J’avoue avoir été flatté, aussi. B. est une grande lectrice, et elle m’a mentionné avoir été surprise qu’un jeune auteur comme moi ait déjà un style aussi affirmé. C’était sans doute le plus beau commentaire qu’on pouvait me faire pour me rassurer pour la suite des choses. Tiens, j’en ai encore un frisson.
En tout cas, la chance que j’ai eue d’avoir à l’écran deux lecteurs en même temps m’a permis de voir se confronter, à quelques reprises, deux compréhensions de mon récit.

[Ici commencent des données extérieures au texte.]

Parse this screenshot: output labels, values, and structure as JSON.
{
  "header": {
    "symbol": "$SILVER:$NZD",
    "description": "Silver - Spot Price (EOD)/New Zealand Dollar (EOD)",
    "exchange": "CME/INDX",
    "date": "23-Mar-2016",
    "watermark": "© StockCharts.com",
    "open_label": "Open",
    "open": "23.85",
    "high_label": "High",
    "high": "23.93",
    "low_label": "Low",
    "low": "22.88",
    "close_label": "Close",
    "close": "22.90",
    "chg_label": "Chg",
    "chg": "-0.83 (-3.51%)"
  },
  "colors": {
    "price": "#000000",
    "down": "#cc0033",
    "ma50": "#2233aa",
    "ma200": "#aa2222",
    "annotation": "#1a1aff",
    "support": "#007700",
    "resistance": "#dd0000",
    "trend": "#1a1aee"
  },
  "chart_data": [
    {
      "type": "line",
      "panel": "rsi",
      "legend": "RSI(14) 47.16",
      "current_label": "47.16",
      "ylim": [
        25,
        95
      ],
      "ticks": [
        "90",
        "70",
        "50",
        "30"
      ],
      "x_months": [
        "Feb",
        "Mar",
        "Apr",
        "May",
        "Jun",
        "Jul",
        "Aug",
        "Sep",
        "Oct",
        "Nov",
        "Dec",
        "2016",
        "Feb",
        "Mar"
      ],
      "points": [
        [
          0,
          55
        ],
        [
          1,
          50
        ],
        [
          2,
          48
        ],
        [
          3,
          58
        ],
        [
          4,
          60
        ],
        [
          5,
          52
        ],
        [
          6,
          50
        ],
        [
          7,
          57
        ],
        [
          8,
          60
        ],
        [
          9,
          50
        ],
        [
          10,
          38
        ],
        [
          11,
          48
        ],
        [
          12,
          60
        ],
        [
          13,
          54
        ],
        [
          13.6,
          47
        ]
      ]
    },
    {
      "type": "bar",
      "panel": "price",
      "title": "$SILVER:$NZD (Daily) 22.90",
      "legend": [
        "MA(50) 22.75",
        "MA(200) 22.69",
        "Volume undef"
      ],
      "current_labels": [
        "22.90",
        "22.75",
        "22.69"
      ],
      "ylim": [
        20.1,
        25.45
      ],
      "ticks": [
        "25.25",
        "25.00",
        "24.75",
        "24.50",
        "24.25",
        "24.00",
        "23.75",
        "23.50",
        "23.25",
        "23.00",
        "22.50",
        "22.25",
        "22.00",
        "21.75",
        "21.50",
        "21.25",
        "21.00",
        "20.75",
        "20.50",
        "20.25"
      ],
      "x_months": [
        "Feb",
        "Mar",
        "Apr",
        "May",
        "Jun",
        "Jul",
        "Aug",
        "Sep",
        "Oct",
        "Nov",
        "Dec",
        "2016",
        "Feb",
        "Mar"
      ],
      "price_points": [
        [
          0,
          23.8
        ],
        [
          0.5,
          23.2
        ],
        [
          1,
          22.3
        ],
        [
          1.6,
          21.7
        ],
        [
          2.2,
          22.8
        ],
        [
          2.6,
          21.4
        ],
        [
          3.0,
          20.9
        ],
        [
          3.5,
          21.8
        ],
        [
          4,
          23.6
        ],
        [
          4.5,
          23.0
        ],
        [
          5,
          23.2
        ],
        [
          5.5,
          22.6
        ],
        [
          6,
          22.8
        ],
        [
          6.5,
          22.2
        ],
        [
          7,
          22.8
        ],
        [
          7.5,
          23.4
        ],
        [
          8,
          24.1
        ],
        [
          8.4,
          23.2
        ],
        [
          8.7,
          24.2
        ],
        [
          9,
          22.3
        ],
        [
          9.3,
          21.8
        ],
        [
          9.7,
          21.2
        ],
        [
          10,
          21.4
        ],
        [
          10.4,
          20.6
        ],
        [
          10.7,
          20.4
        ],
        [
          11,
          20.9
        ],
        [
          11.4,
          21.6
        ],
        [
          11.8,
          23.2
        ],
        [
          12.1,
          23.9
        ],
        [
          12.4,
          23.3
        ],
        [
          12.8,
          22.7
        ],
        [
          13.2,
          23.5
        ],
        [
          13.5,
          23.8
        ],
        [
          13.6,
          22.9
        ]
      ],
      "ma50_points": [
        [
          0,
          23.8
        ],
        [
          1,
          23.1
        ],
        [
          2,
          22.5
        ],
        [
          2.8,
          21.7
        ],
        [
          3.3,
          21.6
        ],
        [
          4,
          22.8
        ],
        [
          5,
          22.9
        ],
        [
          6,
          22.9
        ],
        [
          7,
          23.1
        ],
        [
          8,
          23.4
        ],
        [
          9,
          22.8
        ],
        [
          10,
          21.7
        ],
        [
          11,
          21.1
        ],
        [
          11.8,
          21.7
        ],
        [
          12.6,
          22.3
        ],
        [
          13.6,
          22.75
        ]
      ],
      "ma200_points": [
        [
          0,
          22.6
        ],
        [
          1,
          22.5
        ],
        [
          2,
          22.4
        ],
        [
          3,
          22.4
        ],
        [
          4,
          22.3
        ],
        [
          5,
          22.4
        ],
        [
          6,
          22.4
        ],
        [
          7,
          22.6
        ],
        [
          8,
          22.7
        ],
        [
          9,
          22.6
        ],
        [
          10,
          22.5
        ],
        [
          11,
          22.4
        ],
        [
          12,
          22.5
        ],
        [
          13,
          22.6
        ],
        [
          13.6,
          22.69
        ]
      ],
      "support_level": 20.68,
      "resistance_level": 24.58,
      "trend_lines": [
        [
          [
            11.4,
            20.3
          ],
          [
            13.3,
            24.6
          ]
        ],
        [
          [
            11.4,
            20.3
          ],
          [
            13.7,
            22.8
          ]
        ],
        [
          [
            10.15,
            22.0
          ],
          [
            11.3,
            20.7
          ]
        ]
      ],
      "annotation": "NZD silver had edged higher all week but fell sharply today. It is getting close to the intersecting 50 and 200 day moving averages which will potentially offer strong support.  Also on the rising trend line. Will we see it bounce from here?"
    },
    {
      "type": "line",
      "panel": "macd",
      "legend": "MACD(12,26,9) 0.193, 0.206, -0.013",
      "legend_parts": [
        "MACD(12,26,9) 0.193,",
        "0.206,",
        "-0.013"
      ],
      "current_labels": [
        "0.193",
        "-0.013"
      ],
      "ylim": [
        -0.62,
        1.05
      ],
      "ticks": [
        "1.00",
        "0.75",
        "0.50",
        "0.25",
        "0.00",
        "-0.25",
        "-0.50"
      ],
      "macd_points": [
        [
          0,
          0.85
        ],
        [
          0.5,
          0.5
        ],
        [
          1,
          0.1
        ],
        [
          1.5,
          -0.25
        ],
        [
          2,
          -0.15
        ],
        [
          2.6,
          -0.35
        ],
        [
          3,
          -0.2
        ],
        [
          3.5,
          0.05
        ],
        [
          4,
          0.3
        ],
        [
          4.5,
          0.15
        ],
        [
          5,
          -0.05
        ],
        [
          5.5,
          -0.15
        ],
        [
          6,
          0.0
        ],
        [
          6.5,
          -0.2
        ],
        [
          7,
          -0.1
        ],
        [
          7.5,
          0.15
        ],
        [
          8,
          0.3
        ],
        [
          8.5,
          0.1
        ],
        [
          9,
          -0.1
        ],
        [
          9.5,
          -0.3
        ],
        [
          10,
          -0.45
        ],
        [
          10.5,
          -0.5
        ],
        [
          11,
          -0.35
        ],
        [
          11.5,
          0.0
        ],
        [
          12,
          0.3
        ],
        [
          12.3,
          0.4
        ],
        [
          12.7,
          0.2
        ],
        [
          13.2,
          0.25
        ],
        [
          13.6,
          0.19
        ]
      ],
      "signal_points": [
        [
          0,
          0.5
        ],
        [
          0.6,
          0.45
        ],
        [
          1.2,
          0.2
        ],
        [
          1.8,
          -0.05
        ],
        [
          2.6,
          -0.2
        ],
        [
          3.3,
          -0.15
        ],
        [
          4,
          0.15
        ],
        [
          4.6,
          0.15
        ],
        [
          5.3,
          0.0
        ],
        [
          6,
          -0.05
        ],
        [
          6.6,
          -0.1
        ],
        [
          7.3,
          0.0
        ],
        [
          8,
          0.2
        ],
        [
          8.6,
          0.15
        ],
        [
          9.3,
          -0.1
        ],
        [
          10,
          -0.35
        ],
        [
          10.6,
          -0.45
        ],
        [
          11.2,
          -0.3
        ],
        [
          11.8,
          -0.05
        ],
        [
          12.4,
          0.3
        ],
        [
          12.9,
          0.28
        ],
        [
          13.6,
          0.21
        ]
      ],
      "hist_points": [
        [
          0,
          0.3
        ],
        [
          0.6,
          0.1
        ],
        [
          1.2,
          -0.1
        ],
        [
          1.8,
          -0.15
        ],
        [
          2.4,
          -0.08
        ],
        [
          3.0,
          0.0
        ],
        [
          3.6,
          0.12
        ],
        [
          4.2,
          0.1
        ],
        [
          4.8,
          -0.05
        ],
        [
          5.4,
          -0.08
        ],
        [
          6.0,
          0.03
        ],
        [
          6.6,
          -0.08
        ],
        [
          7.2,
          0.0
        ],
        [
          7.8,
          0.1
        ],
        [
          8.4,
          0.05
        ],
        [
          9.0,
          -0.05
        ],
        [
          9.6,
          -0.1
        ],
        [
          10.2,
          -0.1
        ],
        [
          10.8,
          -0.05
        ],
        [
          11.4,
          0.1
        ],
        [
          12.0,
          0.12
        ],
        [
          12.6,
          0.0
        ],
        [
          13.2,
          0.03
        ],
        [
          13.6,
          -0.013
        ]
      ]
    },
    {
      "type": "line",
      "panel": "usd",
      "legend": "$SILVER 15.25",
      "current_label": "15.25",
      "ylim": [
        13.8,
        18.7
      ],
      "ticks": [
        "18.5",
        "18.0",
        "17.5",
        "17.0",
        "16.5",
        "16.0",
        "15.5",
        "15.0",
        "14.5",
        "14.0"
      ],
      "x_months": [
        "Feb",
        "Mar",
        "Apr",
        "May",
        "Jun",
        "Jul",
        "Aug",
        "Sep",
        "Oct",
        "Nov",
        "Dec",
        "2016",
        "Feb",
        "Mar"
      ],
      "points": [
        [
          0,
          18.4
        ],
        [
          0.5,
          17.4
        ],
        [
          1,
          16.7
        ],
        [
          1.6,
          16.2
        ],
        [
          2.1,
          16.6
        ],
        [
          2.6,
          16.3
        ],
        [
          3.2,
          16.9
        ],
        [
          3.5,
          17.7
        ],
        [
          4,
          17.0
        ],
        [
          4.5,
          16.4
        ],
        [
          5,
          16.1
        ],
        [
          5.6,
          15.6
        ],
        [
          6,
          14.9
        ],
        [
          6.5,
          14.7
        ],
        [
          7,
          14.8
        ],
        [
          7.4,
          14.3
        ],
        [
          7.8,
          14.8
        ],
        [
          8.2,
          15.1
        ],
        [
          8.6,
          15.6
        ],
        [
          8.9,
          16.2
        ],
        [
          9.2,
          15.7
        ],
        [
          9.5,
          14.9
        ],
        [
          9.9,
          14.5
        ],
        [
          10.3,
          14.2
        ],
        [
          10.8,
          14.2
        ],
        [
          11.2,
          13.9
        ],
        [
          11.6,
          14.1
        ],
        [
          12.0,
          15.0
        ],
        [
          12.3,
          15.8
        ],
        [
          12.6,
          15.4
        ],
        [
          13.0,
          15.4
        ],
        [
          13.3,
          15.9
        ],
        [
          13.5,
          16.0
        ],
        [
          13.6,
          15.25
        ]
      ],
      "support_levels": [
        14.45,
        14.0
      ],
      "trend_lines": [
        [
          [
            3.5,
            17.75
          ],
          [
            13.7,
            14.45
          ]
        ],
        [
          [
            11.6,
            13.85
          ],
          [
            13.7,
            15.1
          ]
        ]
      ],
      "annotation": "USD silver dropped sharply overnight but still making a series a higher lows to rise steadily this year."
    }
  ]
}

Ceux qui m’ont déjà entendu lire mes textes en public – ou qui ont lu Des champs de mandragores – savent que je n’aime pas enfermer le sens. Mais cultiver l’équivoque demande une juste mesure, et leur intervention (celle de J. et B.) m’aura fait voir des passages qui devront peut-être être resserrés sur le plan du sens. Et d’autres passages où j’ai parfaitement réussi mon effet – i.e. que l’un avait compris A, l’autre avait compris Z, et c’est justement sur les pistes de A et Z que je voulais attirer le lecteur… J’étais particulièrement satisfait de cela.
Je travaillerai donc ces points majeurs dont nous avons parlé pendant la fin de semaine. J’espérais recevoir leur manuscrit annoté aujourd’hui pour pouvoir pousser plus loin mon travail ce week-end, mais il semble que je devrai attendre. Pas grave, de toute façon je dois encore rencontrer P.O. avant de finaliser mes corrections et ajustements. Et de toute façon, nous avons, semble-t-il, réussi à parler de l’essentiel de leurs commentaires, le reste étant des points plus ponctuels. J’ai pris beaucoup de notes pendant notre discussion. J’ai déjà du boulot pour bien plus que le temps que je n’en aurai…
Ce premier cercle de lecteurs est donc une expérience qui aura été d’une indéniable efficacité. Beaucoup de boulot encore – je m’y attendais. Rien n’est parfait dans ce monde. Mais l’assurance de n’être pas le seul à apprécier mon récit.